How do I extract two center columns from a tab-delimited line of text?

868 views Asked by At

I need two regex regular expressions. One that will find the second block of numbers and one that will find the third block of numbers. My data is like this:

8782910291827182    04  1988    081

One code to find the 04 and other to find the 1988. I already have the expression to find the first 16 numbers and the last 3 numbers, but I am stuck in finding those 2 numbers of the second and third section.

2

There are 2 answers

0
xdazz On

Find 2 numbers:

\b\d{2}\b

Find 4 numbers:

\b\d{4}\b
0
Todd A. Jacobs On

Use Field-Splitting Instead

Based on your corpus, it seems that one should be able to rely on the existence of four fields separated by tabs or other whitespace. Splitting fields is much easier than building and testing a regex, so I'd recommend skipping the regex unless there are edge cases not included in your examples.

Consider the following Ruby examples:

# Split the string into fields.
string = '8782910291827182    04  1988    081'
fields = string.split /\s+/
#=> ["8782910291827182", "04", "1988", "081"]

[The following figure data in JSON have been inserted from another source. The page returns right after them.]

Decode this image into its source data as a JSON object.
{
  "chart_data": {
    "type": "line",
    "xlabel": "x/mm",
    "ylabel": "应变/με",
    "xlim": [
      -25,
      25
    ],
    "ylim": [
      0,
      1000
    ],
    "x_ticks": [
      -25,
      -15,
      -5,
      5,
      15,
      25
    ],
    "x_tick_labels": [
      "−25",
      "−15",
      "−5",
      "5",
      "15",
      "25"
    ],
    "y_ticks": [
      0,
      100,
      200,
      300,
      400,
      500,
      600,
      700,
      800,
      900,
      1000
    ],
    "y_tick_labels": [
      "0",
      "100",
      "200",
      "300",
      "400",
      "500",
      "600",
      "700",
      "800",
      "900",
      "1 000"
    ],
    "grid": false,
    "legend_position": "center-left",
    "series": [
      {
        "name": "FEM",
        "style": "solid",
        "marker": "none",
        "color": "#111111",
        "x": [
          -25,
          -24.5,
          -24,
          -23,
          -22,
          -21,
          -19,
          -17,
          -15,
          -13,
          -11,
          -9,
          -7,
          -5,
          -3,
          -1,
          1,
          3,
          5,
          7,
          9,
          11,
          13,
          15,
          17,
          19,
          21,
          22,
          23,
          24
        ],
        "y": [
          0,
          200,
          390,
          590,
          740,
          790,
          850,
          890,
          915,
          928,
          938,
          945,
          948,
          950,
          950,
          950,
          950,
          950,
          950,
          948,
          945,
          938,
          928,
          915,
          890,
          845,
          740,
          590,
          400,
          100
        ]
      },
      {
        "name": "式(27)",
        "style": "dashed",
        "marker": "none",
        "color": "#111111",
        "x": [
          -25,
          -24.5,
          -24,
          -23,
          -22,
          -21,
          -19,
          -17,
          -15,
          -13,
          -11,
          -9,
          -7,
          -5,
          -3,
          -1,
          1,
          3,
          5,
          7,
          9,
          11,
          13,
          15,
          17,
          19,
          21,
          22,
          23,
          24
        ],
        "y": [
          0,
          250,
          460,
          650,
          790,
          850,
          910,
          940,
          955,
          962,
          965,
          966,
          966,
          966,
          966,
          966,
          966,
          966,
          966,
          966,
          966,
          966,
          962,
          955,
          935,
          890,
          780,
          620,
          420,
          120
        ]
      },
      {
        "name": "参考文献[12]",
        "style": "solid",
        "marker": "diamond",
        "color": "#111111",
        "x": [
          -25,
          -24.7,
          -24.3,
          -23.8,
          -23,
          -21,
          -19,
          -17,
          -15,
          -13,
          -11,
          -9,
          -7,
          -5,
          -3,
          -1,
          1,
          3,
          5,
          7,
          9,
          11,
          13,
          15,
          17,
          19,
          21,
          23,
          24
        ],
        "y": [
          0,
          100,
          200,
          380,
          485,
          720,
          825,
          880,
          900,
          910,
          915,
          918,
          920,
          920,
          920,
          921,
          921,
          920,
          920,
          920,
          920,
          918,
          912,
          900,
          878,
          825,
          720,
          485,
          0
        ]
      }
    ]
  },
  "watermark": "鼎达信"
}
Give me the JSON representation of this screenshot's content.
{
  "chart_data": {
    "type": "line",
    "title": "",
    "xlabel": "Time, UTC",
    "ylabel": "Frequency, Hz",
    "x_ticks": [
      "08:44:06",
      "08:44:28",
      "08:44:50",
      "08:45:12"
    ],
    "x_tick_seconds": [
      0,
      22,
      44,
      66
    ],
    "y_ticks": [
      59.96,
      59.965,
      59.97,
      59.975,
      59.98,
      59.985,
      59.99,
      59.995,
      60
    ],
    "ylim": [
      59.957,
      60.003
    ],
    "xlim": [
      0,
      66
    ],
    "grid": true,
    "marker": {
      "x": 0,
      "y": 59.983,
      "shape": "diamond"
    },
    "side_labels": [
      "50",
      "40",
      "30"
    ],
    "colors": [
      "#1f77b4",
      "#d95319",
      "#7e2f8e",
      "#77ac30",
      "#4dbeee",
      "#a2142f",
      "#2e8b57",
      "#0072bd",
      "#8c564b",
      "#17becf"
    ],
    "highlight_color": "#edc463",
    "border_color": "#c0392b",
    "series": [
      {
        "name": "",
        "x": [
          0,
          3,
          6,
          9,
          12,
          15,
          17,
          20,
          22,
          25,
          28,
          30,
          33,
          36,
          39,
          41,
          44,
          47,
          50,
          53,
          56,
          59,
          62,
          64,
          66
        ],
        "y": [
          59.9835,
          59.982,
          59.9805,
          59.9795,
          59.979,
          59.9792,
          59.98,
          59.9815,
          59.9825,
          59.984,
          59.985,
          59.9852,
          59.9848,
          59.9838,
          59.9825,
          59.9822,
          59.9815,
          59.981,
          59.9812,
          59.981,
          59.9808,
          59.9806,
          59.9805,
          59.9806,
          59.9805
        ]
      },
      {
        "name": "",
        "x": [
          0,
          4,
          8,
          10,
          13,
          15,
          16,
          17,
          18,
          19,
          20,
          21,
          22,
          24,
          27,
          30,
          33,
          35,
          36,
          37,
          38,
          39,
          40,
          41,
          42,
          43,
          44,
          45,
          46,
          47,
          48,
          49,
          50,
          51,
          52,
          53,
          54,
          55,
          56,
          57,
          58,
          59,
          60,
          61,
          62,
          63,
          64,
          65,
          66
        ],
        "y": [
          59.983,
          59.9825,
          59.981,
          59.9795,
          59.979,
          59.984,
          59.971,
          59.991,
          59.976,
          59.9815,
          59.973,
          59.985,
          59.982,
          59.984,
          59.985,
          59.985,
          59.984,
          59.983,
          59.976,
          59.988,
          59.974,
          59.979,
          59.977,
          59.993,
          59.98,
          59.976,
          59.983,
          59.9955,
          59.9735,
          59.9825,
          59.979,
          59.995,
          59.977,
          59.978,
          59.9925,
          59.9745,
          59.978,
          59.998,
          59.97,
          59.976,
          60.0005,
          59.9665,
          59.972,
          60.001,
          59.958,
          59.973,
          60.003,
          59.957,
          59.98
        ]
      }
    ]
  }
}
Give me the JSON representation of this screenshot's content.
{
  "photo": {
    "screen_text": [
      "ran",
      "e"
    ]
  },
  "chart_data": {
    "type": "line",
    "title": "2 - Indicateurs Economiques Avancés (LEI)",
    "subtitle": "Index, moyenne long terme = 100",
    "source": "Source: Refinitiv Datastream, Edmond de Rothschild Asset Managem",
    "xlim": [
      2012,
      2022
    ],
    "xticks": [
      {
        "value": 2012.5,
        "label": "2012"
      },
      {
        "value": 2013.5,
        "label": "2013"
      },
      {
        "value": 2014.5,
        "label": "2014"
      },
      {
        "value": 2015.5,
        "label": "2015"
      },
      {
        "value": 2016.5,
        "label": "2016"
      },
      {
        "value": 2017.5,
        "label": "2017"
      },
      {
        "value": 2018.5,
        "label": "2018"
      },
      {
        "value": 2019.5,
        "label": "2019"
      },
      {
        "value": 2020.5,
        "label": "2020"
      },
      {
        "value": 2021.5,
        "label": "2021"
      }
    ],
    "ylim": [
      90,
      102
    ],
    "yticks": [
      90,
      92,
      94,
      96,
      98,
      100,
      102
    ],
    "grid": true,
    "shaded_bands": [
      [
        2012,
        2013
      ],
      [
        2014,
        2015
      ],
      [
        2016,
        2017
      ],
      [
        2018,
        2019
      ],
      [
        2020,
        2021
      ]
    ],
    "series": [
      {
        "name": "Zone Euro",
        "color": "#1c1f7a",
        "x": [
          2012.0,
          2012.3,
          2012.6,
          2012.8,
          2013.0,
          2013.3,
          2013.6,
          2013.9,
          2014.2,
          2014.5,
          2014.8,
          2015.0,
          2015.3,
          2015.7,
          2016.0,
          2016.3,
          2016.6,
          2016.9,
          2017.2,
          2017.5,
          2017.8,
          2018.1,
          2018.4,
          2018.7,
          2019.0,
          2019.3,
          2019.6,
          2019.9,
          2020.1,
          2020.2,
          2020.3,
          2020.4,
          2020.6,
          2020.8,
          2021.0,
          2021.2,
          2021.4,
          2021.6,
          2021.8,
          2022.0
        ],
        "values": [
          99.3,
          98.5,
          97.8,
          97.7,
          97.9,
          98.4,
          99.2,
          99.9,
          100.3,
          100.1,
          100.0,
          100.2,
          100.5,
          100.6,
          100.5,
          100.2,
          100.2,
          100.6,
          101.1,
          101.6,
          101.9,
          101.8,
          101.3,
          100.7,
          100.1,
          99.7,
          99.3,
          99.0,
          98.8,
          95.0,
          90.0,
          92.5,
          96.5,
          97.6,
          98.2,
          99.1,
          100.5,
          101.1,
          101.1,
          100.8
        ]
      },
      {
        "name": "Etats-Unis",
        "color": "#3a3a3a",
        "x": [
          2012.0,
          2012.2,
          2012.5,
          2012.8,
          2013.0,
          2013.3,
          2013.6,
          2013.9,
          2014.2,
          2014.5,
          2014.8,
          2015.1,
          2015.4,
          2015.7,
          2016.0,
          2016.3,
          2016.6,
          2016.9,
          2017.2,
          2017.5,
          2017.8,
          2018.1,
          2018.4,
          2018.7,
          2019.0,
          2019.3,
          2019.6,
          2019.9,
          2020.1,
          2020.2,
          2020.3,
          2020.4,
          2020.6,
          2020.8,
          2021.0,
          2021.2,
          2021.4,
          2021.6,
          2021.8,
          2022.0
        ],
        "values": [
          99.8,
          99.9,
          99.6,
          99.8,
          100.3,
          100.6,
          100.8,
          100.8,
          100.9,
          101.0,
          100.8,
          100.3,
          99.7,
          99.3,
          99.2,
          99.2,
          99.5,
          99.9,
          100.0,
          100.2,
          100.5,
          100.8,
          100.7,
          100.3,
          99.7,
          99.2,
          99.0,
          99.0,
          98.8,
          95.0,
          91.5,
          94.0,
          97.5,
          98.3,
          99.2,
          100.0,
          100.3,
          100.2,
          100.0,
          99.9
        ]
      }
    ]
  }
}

# Access members of the field array.
fields.first
#=> "8782910291827182"

fields[1]
#=> "04"

fields[2]
#=> "1988"

# Unpack array elements into variables.
field1, field2, field3, field4 = fields
p field2, field3
#=> ["04", "1988"]

A regular expression will force you to spend more time on pattern matching, especially as your corpus grows more complex; string-splitting is generally simpler, and will enable to you focus more on the result set. In most cases, the end results will be functionally similar, so which one is more useful to you will depend on what you're really trying to do. It's always good to have alternative options!